Stufe 1: Anknüpfen. Neues bleibt hängen, wenn es an Bekanntem andockt. Lerne Italienisch über die Gerichte, die du liebst. Verstehe das Smartphone über den Vergleich mit Dingen, die du kennst („Der Startbildschirm ist deine Werkbank, die Apps sind die Werkzeuge“). Frag dich bei allem Neuen zuerst: Woran erinnert mich das?

Stufe 2: Langsamer und kleiner. Nicht eine Stunde pauken, sondern zehn Minuten am Tag. Nicht fünf Funktionen auf einmal, sondern eine – bis sie sitzt. Das ist kein Zugeständnis, sondern der effizienteste Weg: Kleine Portionen wandern zuverlässiger ins Langzeitgedächtnis als große.

Stufe 3: Wiederholen – verteilt, nicht gebündelt. Lieber fünfmal die Woche kurz als einmal lang. Und: Wiederhole am nächsten Tag, was du gestern gelernt hast, bevor du Neues anfängst. Diese verteilte Wiederholung ist der stärkste Lernhebel überhaupt – in jedem Alter.

Stufe 4: Sofort anwenden. Was du nur theoretisch lernst, verschwindet. Was du benutzt, bleibt. Schick der Enkelin noch heute selbst ein Foto. Bestell beim Italiener auf Italienisch, und wenn es nur „Grazie mille“ ist. Anwendung sagt dem Gehirn: Das hier wird gebraucht – speichern!

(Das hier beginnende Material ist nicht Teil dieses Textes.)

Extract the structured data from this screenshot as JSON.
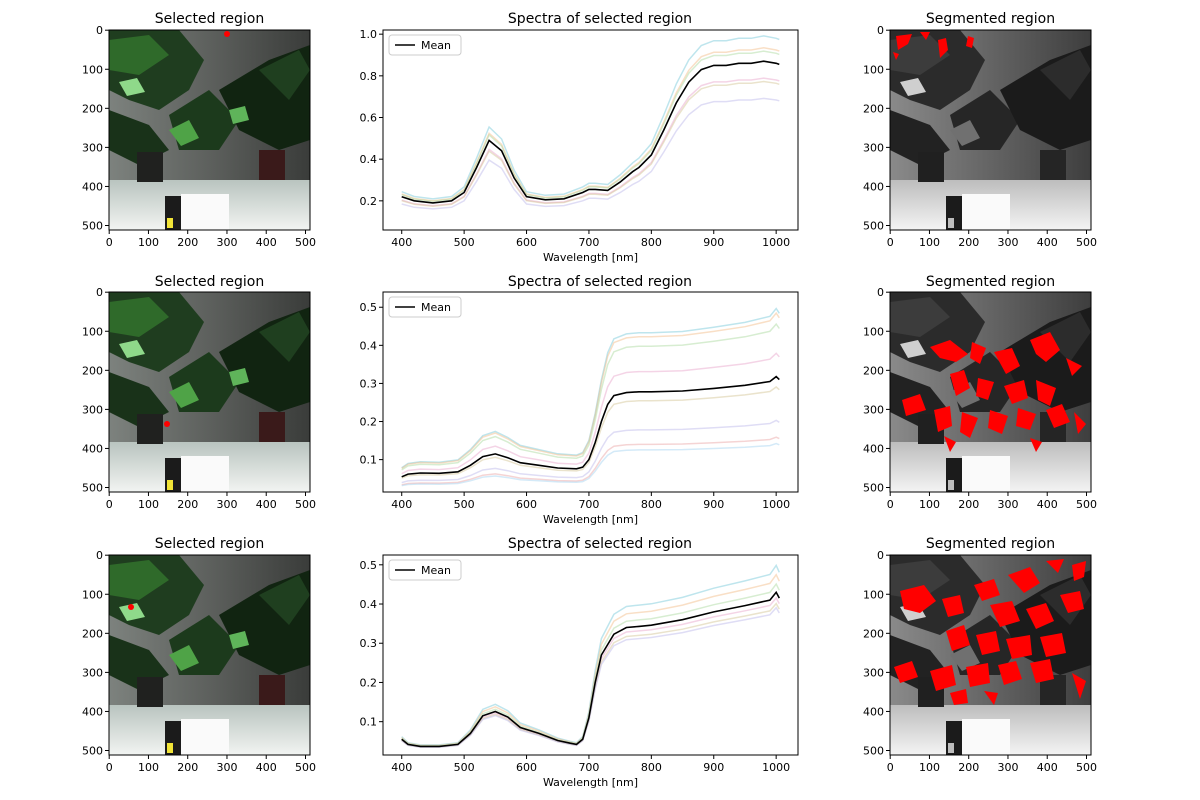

Dein 4-Wochen-Plan für den Anfang

So setzt du die Stufen konkret um, egal was du lernen willst:

Woche 1: Täglich 10 Minuten, nur Anknüpfen und Schnuppern. Kein Leistungsdruck – du sortierst, woran das Neue bei dir andocken kann.

Woche 2: Täglich 10–15 Minuten, eine kleine Sache pro Tag, jede beginnt mit der Wiederholung von gestern.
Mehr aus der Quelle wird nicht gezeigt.